She'd lied.

She hadn't meant to; she'd meant to tell the truth, but for some reason, when a doctor asked her a question, she wasn't entirely honest.

Like when they'd asked her if she'd done any recreational drugs and she'd said no.

Which was technically true; at least not in the last twenty-four hours.

It was all around her now, the Bloom.

That's what the Doctor had called it. The other Doctor. The Doctor Doctor. She hadn't lied to him, but then again he hadn't asked.

The Bloom was bursting up through the ground, red, yellow and orange roses that snapped at the sky with teeth like dragons and roots that flailed and tore at the ground that gave them life. Seething and gnashing, they clustered around her, surrounding her, spitting and biting at her shoes and ankles.

Above her a rocket screamed, plummeting down out of the sky. Shard began to panic and tried to run, but found herself knee deep in bodies, some in uniforms, others in blue gowns amid scattered trolleys and hospital trays.

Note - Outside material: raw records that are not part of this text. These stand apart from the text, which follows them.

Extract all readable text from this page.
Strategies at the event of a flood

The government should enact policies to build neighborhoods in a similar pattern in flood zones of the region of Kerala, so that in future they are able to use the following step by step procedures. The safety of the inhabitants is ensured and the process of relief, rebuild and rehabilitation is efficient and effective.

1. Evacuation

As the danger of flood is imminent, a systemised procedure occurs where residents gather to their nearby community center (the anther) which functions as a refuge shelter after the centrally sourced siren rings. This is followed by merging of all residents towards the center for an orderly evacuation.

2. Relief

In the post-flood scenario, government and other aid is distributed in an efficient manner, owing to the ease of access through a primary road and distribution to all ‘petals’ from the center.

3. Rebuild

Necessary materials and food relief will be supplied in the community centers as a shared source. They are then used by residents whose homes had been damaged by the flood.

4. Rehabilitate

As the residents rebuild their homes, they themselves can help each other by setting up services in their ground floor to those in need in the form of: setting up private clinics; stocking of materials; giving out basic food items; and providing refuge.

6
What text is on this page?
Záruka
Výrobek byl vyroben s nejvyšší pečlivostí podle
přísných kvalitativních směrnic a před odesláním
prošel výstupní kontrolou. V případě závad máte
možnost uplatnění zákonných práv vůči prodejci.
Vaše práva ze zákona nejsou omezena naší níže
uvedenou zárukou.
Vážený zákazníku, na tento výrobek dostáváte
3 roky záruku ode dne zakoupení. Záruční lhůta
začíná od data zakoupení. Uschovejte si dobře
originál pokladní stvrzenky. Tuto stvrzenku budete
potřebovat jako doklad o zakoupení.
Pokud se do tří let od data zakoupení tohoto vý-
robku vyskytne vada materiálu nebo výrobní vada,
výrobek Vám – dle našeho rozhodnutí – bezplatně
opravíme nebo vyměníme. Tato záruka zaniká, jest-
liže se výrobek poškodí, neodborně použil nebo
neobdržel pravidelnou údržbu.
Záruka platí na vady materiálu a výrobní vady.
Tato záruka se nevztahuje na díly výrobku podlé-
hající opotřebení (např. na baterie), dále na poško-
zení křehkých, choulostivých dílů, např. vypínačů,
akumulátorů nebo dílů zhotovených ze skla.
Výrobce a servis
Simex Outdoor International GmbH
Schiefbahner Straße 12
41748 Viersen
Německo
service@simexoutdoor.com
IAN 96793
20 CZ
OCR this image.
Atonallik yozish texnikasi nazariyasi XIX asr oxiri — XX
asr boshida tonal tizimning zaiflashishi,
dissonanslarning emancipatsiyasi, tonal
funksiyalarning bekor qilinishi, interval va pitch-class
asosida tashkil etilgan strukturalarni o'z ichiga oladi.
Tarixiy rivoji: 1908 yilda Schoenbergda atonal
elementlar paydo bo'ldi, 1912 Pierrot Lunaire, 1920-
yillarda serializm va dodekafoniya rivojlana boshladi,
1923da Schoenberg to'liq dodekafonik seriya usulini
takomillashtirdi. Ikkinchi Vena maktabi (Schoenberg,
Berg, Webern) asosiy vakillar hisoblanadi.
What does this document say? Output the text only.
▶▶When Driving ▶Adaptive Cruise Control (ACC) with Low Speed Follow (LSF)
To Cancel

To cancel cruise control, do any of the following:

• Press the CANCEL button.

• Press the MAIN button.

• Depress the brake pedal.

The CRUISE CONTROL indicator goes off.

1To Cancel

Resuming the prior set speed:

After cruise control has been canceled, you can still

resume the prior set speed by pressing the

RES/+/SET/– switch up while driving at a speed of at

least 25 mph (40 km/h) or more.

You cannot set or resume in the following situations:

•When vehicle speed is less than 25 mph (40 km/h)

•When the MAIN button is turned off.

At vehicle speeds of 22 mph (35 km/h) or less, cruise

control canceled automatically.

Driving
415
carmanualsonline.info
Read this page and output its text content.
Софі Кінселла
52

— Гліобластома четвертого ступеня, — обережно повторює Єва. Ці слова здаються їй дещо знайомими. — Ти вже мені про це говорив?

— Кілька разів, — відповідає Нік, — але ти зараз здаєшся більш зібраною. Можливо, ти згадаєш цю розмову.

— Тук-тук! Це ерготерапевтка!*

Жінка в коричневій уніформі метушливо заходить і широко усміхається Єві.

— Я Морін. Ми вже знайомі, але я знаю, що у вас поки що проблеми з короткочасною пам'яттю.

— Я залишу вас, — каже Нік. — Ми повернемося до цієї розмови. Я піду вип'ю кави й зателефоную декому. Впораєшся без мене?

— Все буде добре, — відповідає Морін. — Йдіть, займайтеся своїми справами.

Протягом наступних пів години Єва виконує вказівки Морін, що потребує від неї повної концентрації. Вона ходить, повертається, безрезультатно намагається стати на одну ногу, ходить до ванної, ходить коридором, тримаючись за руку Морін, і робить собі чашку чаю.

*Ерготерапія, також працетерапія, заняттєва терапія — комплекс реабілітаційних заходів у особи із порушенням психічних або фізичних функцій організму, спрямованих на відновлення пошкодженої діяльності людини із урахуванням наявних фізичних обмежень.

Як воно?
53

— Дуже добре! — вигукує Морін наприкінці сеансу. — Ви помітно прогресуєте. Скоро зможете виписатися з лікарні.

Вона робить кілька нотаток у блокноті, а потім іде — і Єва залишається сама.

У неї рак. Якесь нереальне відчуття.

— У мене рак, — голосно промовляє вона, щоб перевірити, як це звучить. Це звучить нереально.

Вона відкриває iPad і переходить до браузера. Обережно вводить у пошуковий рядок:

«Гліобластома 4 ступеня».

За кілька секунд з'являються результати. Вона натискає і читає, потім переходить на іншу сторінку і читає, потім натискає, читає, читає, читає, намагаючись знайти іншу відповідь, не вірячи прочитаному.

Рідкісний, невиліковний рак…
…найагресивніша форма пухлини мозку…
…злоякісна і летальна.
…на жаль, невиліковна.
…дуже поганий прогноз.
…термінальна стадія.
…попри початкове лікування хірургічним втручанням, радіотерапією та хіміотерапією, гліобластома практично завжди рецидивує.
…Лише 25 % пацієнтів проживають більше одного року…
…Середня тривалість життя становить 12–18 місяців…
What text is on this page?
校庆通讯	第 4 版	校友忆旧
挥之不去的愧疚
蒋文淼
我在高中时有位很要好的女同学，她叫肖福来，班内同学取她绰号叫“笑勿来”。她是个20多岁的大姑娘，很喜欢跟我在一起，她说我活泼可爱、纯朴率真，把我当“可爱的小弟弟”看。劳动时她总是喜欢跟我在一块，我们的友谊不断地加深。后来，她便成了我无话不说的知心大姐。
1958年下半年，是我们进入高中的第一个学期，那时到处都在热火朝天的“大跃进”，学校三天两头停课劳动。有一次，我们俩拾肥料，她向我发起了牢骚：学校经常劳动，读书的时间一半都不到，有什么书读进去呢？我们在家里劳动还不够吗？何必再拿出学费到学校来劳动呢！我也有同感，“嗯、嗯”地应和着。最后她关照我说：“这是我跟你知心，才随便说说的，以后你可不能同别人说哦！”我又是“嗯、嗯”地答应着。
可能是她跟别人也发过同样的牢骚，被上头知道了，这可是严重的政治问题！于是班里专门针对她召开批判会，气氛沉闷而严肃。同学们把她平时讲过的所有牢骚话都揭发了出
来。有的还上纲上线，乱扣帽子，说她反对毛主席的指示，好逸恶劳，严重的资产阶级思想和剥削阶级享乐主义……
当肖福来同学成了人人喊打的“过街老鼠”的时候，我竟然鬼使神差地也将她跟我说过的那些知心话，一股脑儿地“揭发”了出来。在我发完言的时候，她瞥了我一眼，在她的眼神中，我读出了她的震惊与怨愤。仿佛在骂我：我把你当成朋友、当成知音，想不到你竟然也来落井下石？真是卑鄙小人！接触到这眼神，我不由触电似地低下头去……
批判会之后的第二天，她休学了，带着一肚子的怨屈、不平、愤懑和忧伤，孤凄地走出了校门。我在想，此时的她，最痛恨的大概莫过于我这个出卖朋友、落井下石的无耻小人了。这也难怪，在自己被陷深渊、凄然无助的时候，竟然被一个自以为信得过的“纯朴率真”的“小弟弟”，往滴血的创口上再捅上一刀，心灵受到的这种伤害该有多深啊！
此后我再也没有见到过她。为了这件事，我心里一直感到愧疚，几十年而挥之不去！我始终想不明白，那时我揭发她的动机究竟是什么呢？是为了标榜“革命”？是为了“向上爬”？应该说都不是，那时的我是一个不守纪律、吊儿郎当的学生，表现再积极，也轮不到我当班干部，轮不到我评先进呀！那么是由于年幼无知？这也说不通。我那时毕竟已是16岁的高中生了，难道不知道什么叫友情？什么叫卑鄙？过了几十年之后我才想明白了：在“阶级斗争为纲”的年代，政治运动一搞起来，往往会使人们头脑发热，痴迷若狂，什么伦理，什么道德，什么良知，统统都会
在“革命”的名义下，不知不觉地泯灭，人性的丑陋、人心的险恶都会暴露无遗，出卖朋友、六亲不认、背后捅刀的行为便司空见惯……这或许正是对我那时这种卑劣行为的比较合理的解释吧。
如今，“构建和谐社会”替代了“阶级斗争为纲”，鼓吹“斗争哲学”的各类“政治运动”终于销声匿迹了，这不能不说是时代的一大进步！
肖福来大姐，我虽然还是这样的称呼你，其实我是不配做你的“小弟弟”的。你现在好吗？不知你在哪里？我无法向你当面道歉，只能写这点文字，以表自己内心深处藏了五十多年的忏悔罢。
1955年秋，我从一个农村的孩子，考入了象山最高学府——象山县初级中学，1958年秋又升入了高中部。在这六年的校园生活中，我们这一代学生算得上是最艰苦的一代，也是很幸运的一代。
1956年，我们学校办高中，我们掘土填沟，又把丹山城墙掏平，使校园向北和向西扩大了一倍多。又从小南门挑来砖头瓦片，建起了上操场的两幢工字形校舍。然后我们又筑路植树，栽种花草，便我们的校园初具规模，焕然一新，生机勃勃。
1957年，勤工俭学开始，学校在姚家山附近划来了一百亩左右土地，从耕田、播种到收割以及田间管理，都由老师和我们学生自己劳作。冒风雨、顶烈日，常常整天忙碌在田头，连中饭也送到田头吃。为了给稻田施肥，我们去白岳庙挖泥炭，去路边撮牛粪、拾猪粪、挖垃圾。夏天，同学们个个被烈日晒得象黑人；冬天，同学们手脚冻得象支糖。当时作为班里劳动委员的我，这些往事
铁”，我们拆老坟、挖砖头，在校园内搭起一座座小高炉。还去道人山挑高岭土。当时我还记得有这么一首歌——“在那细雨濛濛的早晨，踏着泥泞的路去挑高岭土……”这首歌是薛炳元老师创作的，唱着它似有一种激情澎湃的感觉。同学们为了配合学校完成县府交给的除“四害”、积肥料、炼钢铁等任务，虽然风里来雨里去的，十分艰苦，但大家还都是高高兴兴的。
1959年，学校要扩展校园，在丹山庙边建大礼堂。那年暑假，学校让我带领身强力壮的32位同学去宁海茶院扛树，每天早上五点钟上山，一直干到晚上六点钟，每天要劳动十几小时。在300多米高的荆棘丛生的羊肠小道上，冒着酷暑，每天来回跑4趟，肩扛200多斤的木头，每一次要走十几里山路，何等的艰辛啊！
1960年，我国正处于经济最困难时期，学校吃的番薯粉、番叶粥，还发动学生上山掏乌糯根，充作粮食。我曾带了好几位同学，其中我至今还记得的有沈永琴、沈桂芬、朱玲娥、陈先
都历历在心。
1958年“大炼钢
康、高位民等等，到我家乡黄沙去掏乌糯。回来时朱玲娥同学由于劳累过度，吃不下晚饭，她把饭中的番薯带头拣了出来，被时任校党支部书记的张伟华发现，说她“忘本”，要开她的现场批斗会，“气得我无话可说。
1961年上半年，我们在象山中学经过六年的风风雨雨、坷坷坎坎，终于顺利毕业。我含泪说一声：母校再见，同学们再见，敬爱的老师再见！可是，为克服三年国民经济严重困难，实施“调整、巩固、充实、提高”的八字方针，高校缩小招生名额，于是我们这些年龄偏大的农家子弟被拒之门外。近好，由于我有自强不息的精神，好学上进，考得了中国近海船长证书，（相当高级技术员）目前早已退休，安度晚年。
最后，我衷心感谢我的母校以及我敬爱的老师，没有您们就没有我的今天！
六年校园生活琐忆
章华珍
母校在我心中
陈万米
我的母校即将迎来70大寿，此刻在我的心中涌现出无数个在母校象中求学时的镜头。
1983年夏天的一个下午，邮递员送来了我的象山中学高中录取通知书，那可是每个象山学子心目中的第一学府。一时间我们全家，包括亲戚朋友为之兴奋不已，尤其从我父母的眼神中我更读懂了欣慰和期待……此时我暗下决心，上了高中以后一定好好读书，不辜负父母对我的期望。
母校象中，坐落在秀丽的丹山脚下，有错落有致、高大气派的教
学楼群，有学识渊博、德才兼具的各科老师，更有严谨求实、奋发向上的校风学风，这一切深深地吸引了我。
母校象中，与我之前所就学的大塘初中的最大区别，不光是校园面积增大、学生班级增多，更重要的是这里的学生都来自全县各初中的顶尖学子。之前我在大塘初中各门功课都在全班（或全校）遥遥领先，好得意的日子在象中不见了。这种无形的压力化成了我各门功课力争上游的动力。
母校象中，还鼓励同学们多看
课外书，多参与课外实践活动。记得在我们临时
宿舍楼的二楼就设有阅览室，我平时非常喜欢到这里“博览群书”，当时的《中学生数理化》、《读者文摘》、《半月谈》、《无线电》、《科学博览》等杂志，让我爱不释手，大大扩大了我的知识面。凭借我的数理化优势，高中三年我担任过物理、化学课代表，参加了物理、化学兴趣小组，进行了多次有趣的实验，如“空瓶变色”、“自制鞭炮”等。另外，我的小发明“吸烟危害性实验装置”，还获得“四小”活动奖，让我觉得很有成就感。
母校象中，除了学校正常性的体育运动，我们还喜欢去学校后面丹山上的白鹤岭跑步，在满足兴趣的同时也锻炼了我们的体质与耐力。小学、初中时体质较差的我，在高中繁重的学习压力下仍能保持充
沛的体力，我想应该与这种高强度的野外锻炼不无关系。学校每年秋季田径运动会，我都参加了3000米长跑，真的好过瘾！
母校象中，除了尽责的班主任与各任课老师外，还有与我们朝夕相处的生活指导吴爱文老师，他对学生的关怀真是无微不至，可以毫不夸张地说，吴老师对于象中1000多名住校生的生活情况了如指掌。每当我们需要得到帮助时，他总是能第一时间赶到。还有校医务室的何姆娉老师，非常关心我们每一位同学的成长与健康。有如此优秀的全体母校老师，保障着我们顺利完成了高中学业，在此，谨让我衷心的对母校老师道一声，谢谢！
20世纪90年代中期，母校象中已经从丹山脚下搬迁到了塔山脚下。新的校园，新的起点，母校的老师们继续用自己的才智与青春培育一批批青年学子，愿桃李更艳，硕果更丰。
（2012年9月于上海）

She was back. In the crater. Before the missile hit. Before the company tried to cover the evidence… before they'd hunted Bryce down and tried to kill her.

And then suddenly, the world dropped away from her, as if she'd been plucked off the earth itself, lifted up into the sky, the vicious, clawing Bloom fell away, to become a small purple smudge. There was a small poof as the missile impacted, a tiny mushroom that sprouted upwards through the purple, blossoming up to tickle her feet.

She remembered: she'd been contaminated. They'd been contaminated. The Bloom was already in her. It was only a matter of time before… before…

She was flying.

Whatever the hell she'd been smoking with Bryce, Shard really wanted more. Now. She wanted this to go on forever. Of course, mixing it with this anesthetic again would be tricky, but she was willing to learn.

And the world turned.

And rose up beneath her once more, gently letting her feet touch again. A beach this time, with black sand, and basaltic columns that rose out of the ocean, red and glorious against the setting sun.

SgJnộ

Shard twitched. Hello, she remembered. It was Cayugan, her ancestral tongue, the speech of her tribe. Her mother had made her learn it. Memorize it, that is, Shard had never learned the language as such.

Shard stared around her, but the beach was empty. There was nothing but the wind that flew along the sand, sweeping up and down the ripples, teasing her long brown hair and gently shifting the glittering grains. Against the sheer blackness of the sand, her soft brown skin shone bright, bleached and blinding.

ẹhsgyẹnawá's gJh

Shard couldn't remember what that meant. The words sounded over and over, but she couldn't remember.

She wanted to fly again, fly away from this strange place and feel the air on her face and the embrace of the star filled sky.

To go higher. Faster and higher.

To fly away from the words, from her mother, from her past, from her childhood, from the scars on her legs, from the memories of her teenage years, the long cold winter nights, the blistering cold, the drunken rages of her father, of cutting, cutting, desperate to feel something, anything, pain, anything just to know she was alive.

Help me. She'd remembered. Will you help me…

The sand around her began to spiral, twisting slowly around her, around and around, tugging at her feet, the grinding sound of the grains seemed to sing as they pulled at her, drawing her deeper into the earth

Sáhseht.

Contaminated. She was contaminated. Will I survive? She'd asked the Doctor, all the doctors.

Yes. They'd answered.

The sand was roaring now as she sank into its shifting vortex, burying her deeper and deeper.

But she'd seen their eyes. She'd seen that same look in her father's eyes, each time he promised he'd never drink again. And again. And again.

Sáhseht.

She didn't understand. She couldn't remember.

Sáhseht.

The coarse sand twisted around her neck now, the grains laughing a deep throaty chuckle as the beach consumed her and she reached upwards, through the shifting mass up to the sky to reach out, to fly away, to just get away…

But up in the sky, burning through the atmosphere something fell, dragons, red and black twisting in its wake as it sped toward her, gray, leaden and lethal.

Sáhseht.

The massive bollide slammed into the beach and Shard felt the burning, the raging pain spike through her, every nerve firing as deep inside her, the Bloom fought to tear its way out of her body.

She screamed.


Alone on a mattress, surrounded by gleaming metal and green sheets, starched and coarse, Shard's body lay, taped to wires and machines that hummed and beeped.

Within the transparent greenness that was the gas mask, Shard's lips trembled as the rest of her body began to fail.

But not a sound came out.

And there was no one in the room to care.